«Assistimos esta semana a uma discussão vazia sobre o "estado da nação", quando tanto precisamos de análises sérias sobre os problemas muito concretos que marcam a vida dos portugueses e portuguesas e de propostas simples para a sua resolução. Diz-se que este tipo de discussão é natural em período de campanha eleitoral. Digo não a esse argumento. Primeiro, porque todos os debates regulares sobre a situação do país devem ser rigorosos. Segundo, a campanha eleitoral para as eleições de outubro não deve ser vazia de respostas objetivas, pois isso esvaziará a democracia e afastará as pessoas do ato do dever de votar.
Os portugueses não precisam de um concurso entre partidos sobre a melhor propaganda para vender a promessa de "mais investimento público" ou de "descer impostos". Precisamos sim de garantias reais para fazer chegar os recursos disponíveis aonde eles são necessários e têm de ser investidos - não basta o compromisso de colocar verbas nos orçamentos do Estado. Na questão fiscal, o que interessa mesmo é saber-se com rigor três coisas: i) as receitas que o país pode ter e de que precisa, à luz da sua capacidade económica e financeira e dos serviços que o Estado deverá garantir às pessoas; ii) conhecer-se as medidas que vão impedir a fuga fiscal; iii) garantir que a carga fiscal seja distribuída com mais justiça e aplicar o princípio mais solidário de todos, que é, cada cidadão pagar em cada ano os impostos correspondentes à riqueza adquirida nesse ano.
Precisamos que se abandone a lengalenga das reformas estruturais, que ao longo dos anos tem servido para cavar injustiças e aumentar a exploração, para aprofundar o enredo da financeirização da economia e para atrasar resoluções de problemas.

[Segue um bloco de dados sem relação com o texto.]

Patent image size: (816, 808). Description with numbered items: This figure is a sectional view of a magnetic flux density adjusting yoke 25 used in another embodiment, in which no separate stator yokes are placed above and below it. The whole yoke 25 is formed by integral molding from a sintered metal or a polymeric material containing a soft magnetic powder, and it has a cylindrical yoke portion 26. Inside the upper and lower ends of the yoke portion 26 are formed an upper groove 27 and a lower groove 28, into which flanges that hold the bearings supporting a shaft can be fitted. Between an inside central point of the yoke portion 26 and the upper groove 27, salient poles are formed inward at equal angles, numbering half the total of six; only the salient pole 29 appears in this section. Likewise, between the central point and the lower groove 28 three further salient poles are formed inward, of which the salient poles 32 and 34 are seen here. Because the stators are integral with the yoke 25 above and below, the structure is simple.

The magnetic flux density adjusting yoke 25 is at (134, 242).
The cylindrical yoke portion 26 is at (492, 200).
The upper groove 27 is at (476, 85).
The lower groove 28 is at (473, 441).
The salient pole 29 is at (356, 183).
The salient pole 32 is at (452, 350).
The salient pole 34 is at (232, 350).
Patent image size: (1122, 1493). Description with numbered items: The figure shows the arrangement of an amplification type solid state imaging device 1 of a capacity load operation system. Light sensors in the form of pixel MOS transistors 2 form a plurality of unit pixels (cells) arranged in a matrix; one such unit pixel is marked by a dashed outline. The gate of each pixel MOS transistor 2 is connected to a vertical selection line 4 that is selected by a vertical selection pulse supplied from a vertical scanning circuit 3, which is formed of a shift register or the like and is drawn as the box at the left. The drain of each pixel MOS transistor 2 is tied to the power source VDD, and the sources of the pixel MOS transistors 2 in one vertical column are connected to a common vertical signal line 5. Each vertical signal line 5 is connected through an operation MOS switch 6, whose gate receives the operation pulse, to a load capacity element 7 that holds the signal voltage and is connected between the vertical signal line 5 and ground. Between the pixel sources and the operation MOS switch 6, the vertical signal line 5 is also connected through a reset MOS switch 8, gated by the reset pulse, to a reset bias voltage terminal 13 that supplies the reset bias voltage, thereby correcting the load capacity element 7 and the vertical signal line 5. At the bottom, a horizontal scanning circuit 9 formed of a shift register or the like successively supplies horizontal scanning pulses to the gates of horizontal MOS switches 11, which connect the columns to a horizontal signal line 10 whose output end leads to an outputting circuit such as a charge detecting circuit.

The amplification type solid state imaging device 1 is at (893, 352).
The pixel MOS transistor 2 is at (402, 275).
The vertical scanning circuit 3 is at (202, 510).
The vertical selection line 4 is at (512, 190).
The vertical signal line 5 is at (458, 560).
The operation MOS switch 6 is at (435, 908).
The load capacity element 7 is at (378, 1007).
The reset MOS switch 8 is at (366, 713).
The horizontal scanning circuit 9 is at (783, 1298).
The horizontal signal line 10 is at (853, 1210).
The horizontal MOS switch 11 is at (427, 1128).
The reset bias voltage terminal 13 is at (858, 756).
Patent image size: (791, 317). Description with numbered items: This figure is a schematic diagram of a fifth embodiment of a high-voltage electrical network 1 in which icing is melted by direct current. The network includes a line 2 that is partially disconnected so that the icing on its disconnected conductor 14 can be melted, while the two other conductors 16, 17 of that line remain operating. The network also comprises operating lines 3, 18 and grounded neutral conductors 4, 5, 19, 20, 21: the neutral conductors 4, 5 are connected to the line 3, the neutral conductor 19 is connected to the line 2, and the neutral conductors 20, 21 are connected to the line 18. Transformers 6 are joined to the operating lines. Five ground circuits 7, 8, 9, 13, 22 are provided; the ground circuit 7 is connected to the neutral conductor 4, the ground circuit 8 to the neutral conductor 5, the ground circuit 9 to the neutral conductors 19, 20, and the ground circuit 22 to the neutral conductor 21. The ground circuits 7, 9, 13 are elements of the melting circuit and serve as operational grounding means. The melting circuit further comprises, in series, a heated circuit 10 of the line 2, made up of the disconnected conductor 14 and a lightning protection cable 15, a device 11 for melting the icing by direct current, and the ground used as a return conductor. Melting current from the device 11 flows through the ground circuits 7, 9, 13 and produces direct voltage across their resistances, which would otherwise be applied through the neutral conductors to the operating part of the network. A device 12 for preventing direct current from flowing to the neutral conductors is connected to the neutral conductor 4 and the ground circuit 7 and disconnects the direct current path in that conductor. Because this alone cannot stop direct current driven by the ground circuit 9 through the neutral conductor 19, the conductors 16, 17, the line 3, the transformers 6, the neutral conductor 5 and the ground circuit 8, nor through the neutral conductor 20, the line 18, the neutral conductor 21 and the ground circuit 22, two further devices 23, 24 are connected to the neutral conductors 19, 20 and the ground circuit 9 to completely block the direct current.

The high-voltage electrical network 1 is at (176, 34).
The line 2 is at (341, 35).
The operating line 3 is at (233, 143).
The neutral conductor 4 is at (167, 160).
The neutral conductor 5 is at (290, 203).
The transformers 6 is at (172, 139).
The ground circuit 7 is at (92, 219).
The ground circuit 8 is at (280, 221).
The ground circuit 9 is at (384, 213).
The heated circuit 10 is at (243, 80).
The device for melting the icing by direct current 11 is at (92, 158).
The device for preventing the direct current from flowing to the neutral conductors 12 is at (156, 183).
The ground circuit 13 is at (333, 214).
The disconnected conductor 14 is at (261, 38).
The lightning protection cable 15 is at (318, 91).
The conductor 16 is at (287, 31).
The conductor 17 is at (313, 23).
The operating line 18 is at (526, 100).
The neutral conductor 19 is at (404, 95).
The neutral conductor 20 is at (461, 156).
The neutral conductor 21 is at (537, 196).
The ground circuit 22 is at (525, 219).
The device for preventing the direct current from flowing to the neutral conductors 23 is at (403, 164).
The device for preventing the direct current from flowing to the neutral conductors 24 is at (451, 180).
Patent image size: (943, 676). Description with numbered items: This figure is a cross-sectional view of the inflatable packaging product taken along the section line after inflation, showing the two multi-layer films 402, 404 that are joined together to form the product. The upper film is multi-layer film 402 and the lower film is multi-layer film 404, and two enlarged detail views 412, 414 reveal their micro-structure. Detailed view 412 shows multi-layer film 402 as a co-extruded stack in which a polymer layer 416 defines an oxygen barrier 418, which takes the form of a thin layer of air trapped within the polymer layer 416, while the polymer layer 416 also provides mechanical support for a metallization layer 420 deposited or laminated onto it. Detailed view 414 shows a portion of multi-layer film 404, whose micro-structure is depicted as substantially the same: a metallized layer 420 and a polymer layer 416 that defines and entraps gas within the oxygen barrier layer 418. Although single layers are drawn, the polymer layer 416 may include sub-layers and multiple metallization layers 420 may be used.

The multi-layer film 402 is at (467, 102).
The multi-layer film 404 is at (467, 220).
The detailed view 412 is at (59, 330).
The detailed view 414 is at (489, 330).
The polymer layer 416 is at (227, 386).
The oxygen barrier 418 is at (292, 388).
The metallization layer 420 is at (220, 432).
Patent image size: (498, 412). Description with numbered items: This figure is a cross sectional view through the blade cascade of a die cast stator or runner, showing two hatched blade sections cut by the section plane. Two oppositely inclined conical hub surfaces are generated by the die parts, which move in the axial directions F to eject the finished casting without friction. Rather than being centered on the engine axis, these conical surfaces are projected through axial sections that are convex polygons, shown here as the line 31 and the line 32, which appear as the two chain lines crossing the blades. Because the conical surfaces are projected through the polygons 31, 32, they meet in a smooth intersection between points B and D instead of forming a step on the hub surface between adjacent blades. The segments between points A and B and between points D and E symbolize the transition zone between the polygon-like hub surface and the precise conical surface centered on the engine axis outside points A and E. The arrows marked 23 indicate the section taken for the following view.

Os partidos devem apresentar políticas estratégicas para o desenvolvimento da sociedade, acompanhadas de respostas às realidades do presente contínuo, base fundamental na construção do futuro. Por exemplo, a Direita tenta instalar na sociedade a ideia de que os serviços públicos estão em situação de caos com o intuito de oferecer grandes negócios a interesses privados. Instalada tal conceção, tornar-se-ia inviável adotar mudanças positivas na gestão e organização dos serviços, na responsabilização e capacitação dos trabalhadores da Administração Pública. Mas esta batalha só será ganha se o Governo abandonar o confronto de posições assente no mero esgrimir de estatísticas e leituras generalistas, e tratar mesmo de recrutar e formar trabalhadores em áreas de carência evidente, se investir em equipamentos, se propiciar condições para uma gestão dinâmica e feita em tempo útil.
No plano laboral colocam-se desafios muito simples que à partida nenhum "parceiro social" põe em causa. Deixo três exemplos: i) inscrever na lei que não pode haver caducidade unilateral de contratos coletivos de trabalho e criar os mecanismos que assegurem tal princípio; ii) impor o respeito pela hierarquia das leis e regulações, ou seja, um regulamento ou acordo numa empresa não pode ferir princípios estabelecidos ao nível de um setor e a legislação e acordos neste plano não podem pôr em causa normas e princípios inscritos nas leis nacionais; iii) dar um forte impulso à valorização do salário mínimo nacional.»